TokenFormer: Rethinking Transformer Scaling with Tokenized Model Parameters

(arxiv.org)

116 points | by og_kalu10 hours ago

10 comments

cs7029 hours ago
The authors factorize every weight matrix with an attention mechanism:
weight = attention(token_query, weight_keys, weight_values).
In other words, they query weight_keys to fetch the weight_values, and mix them to compute each weight on the spot.
Increasing model size becomes a matter of adding more weight_keys and weight_values, and incrementally training them.
Simple, clever, and it seems to work well. Beautiful.
- szcs8 hours ago
  There is a particularly nice geometric interpretation of attention I just realised recently in a flash of enlightenment, best explained with an interactive Desmos plot (black dot is draggable):
  https://www.desmos.com/calculator/3rtqsyapxo
  The above assumes the columns of K are normalised but bear with me. K and V together form a vector database. V are the payloads, each row containing a vector of data. K describes the position of these points in space, on the surface of a hypershpere. The query vector describes the query into the database: the vector direction describes the point in space that's being queried, the vector magnitude describes the radius of the query. The result is the weighted average of vectors from V, weighted by their distance from the query vector scaled by the query radius (which has a smooth Gaussian falloff). A recent paper from Nvidia I recommend, which derives a significant speedup by normalising vectors to a hypershpere: https://arxiv.org/abs/2410.01131v1
  jdthedisciple2 hours ago
  It looks fascinating, but i don't understand it. I'm haven't gone yet deeply into the theory of attention networks.
  Can you explain the desmos plot in simple terms?
  liuliu7 hours ago
  Yeah, I believe this intuition first introduced by the Neural Turing Machine line-of-work and later simplified into AIAYN paper (NTM maintains "external memory" a.k.a. weight_keys, weight_values here).
  Disclaimer: these are from my memory, which can be wrong entirely.
- anon2918 hours ago
  I believe there have been studies showing that the attention mechanism allows estimation of gradients for one-shot learning (i.e, based on what you tell the model you want in the input, it will use attention to 'update' the weights of the linear layers to 'learn' new information). This seems to be taking that one step further and just using attention for the weight estimations itself. The key insight here is that by adding more tokens to the weight estimation calculation, you can get more degrees of freedom.
  Total aside, but imagining how many levels of functions are present in the calculation of each activation here, and thinking about how regular old differentiation and gradient descent actually work to train these nested parameters, is truly amazing, in my opinion.
  cs7028 hours ago
  Yeah.

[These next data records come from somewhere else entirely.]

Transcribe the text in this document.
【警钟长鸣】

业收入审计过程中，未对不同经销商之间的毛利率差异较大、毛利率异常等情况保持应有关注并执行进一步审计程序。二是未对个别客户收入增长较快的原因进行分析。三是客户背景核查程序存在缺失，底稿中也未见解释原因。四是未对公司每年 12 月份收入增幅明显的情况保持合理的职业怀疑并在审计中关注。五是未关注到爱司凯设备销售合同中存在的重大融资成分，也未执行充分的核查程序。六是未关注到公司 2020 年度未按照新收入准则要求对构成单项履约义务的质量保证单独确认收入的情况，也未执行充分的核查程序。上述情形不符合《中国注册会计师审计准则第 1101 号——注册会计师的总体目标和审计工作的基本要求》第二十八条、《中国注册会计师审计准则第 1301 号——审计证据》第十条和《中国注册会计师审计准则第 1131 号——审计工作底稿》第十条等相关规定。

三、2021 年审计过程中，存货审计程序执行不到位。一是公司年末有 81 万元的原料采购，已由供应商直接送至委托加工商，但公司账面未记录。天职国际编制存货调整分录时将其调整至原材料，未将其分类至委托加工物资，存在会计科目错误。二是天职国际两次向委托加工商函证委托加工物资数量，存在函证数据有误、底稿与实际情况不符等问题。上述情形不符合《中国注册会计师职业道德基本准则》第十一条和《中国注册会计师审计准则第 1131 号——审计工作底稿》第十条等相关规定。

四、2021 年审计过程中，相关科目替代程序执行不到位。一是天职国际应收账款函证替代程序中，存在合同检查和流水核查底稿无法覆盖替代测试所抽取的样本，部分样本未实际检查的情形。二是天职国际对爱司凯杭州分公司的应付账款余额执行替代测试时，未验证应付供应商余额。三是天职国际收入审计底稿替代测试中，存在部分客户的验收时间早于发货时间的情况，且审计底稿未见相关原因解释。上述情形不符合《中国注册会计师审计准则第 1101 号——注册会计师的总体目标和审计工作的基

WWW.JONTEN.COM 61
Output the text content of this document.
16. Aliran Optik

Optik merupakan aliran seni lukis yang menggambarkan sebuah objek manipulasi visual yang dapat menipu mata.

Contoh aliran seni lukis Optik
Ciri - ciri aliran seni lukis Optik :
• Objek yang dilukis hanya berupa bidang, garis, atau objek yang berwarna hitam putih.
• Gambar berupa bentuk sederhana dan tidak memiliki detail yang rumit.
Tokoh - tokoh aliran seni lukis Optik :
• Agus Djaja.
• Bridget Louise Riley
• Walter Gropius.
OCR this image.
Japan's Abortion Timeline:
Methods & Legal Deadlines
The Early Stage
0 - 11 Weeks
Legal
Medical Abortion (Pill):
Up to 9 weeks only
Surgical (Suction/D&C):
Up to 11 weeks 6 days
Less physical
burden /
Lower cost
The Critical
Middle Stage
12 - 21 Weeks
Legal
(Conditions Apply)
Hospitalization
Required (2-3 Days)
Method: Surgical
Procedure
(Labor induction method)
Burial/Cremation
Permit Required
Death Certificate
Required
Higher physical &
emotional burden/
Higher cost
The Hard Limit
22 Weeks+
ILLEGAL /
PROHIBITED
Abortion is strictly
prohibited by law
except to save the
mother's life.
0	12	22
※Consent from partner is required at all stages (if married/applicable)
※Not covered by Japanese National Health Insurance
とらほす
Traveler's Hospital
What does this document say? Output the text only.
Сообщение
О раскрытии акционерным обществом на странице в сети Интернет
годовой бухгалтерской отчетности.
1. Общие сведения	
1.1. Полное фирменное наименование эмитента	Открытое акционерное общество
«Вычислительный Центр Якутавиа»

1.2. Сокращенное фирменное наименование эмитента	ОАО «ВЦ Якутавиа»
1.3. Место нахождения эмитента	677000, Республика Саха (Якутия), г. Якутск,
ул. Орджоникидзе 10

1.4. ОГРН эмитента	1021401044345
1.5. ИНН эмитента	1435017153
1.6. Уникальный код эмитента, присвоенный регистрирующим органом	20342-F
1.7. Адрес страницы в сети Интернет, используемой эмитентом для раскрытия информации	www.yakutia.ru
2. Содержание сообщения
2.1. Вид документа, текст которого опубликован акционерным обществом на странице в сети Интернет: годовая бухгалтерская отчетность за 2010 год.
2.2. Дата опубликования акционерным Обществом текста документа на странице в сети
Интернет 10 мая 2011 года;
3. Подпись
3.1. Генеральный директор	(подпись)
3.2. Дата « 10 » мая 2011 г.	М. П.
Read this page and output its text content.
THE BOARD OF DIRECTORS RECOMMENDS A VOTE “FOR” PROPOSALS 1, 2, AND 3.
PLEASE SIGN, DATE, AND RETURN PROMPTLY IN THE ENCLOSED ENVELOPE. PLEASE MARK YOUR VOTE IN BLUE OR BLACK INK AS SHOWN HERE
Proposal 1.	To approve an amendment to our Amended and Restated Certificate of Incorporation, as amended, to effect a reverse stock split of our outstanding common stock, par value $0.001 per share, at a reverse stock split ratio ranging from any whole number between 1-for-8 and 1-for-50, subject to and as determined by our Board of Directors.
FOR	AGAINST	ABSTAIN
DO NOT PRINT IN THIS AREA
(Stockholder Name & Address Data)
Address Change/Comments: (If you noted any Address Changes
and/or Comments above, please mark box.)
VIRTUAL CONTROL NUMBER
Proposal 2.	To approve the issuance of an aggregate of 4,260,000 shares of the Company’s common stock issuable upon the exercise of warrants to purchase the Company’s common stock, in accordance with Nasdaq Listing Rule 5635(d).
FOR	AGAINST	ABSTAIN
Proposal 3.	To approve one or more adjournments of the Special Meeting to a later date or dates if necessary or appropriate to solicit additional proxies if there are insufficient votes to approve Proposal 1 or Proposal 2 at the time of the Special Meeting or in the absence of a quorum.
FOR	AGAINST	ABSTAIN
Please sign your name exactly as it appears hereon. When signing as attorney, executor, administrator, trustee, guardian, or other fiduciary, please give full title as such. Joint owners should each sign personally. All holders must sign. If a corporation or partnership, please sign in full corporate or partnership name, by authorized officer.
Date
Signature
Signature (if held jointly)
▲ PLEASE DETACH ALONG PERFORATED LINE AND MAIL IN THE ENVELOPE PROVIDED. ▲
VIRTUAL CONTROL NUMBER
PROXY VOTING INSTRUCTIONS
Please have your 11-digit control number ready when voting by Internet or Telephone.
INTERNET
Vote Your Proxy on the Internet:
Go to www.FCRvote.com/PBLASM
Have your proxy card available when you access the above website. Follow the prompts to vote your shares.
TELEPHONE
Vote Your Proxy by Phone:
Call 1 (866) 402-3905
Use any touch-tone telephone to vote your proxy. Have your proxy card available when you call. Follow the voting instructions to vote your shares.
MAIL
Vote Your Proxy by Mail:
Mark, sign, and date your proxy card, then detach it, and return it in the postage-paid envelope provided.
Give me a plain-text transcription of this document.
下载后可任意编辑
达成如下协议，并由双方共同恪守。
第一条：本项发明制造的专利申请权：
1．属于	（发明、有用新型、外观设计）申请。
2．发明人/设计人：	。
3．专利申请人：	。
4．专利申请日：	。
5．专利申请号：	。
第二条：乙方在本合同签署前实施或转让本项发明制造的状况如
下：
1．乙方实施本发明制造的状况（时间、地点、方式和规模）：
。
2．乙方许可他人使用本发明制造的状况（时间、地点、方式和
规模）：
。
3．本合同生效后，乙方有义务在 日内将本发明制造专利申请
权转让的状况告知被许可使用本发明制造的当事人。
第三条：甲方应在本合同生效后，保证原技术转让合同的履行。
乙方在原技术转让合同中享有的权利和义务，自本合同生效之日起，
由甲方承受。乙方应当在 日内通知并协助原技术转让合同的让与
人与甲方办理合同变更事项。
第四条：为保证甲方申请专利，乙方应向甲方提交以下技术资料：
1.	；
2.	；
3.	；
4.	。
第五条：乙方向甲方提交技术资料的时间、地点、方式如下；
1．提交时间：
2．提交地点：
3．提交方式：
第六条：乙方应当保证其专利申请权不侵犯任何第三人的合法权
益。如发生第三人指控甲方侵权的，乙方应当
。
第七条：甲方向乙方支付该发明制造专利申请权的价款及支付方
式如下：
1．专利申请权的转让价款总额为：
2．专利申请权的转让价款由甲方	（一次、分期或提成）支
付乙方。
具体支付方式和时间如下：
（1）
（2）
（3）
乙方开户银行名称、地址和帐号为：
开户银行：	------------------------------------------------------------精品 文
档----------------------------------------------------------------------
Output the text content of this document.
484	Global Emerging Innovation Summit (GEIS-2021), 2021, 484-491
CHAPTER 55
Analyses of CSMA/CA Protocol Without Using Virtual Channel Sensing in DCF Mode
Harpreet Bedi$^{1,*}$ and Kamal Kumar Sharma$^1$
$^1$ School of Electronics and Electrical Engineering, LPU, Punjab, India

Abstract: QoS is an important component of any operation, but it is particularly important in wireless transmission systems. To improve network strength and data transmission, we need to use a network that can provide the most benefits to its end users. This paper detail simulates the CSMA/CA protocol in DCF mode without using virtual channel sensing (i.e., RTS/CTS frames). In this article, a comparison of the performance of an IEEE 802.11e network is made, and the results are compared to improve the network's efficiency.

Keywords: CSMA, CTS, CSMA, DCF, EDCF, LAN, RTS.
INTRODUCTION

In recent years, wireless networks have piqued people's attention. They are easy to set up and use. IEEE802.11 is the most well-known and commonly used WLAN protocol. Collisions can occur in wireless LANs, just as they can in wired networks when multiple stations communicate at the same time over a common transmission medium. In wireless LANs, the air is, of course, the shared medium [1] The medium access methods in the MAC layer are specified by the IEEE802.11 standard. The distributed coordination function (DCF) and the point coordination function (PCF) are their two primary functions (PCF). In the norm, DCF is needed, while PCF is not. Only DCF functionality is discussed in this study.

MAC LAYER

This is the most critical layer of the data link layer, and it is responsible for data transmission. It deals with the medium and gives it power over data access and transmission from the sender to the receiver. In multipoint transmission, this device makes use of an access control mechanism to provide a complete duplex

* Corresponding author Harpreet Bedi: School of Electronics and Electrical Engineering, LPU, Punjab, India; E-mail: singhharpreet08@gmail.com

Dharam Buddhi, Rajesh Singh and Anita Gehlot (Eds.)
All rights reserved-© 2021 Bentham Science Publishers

This thing is "assembling a different transformer" on the spot for each token.
  If one thinks about it for more than a moment, it's kind of incredible that it works.
  0-_-06 hours ago
  I think the same about regular neutral networks
goldenshale4 hours ago
This is a great idea. Being able to dynamically scale up model sizes as datasets and use cases expand without needing to retrain from scratch could enable a Cambrian explosion of interesting stuff building on top of a Llama type model trained in this way.
valine5 hours ago
I would like to see a comparison for the inference time compute between a regular transformer and this. I’m assuming token/s is lower since you need to compute the weights of the model for each token prior to the actual attention calculations for the sequence position.
- logicchains4 hours ago
  Isn't that figure 5 in the paper? It's for training not inference, but presumably if training is faster then inference would be too. Because they don't increase the dimension of the text tokens when scaling up, which reduces the compute needed for attention. But potentially limits how well the text token attention can keep track of things, because it's got less space for passing things along.
davesque6 hours ago
Seems like a big deal. I feel like this could enable a new level of modularity and compatibility between publicly available weight sets, assuming they use similar channel dimensions. Maybe it also provides a nice formalism for thinking about fine tuning, where you could adopt certain heuristics for adding/removing key-value pairs from the Pattention layers.
One interesting thing to note: sounds like model scaling happens on the fly by adding key-value pairs as rows in the K and V matrices on the Pattention layer. That suggests that weights represented by tokens in the first rows may be more important than weights in later rows. There may be a lot you could do with that ordering of weights in terms of pruning and such.
- valine5 hours ago
  Unless I’m reading it wrong I don’t think rows matter. Attention doesn’t take into account sequence position natively, that’s why positional encodings exist.
  davesque4 hours ago
  I'm talking about the rows in the new K and V matrices introduced by the paper, not rows in the input sequence. The ordering of rows in the new K and V matrices does matter in the sense that rows that appear further down were added later in the training process to add new parameter tokens during scaling. So those newer parameters may represent knowledge that is less fundamental and more about fine tuning on the training set.
c0g6 hours ago
Surprised not to see a comparison to https://paperswithcode.com/paper/augmenting-self-attention-w...
mentalically3 hours ago
Eventually people will figure out how to nest neural networks in the nodes and edges of an arbitrary graph.
davesque4 hours ago
Seems like a lot of existing models could be converted to this token parameter representation.
ml_thoughts4 hours ago
This seems closely related to the "Mixtral" approach of a mixture-of-experts transformer [1]... I'm not claiming the approach is not original, it just helped me understand what was going on.
Consider a case of two "experts" or two "value parameter tokens."
The mixture of experts has a "router" network that provides a weight to each expert (through a softmax) conditional on an input. The output is a (sparse) weighted sum of the outputs of the experts.
The TokenFormer has an "attention" layer combines the token and a key value to provide a weight to each "value parameter" token. A(B+C) = AB + AC definitionally, so this is like applying a weighted sum of distinct transformations.
I think the differences are: a) where the non-linearity hits (the above description doesn't consider an activation function), b) this attention softmax is not (necessarily) sparse, c) that "mixtral" networks only replace the feed-forward components of the layer, and d) that extending a "mixtral" approach would require re-training the "router" layers.
It seems like (d) is maybe the nicest feature here... my intuition would think (a) doesn't matter much, (b) is debatable (how close a sparse-MoE can approximate a dense-MoE), (c) has probably been tried (guessing the ffwd limitation was just "more-bang-for-buck-given-parameters" not an oversight)...
... I wonder, though, if there might be diminishing returns here (I believe that Mixture-of-Experts tends to struggle with imbalanced "winner-take-all" dynamics, since "early" winners get more gradient signal to improve their weights) and how different this would have been from going from 3x7B to a 8x7B to a 24x7B training approach (with a "retrain routing networks" step).
[1] https://arxiv.org/abs/2401.04088
logicchains4 hours ago
Seems this would naturally translate into a mixture of experts by using a "hard" attention function so that only a fixed amount of weight tokens get included in the calculation.
a_wild_dandan6 hours ago
This could be revolutionary. The PPL/compute graphs are damning. If the Transformer is a function, then the TokenFormer feels like a higher-order function. Perhaps this approach is a natural direction for producing System Two reasoning? There's so much to digest here...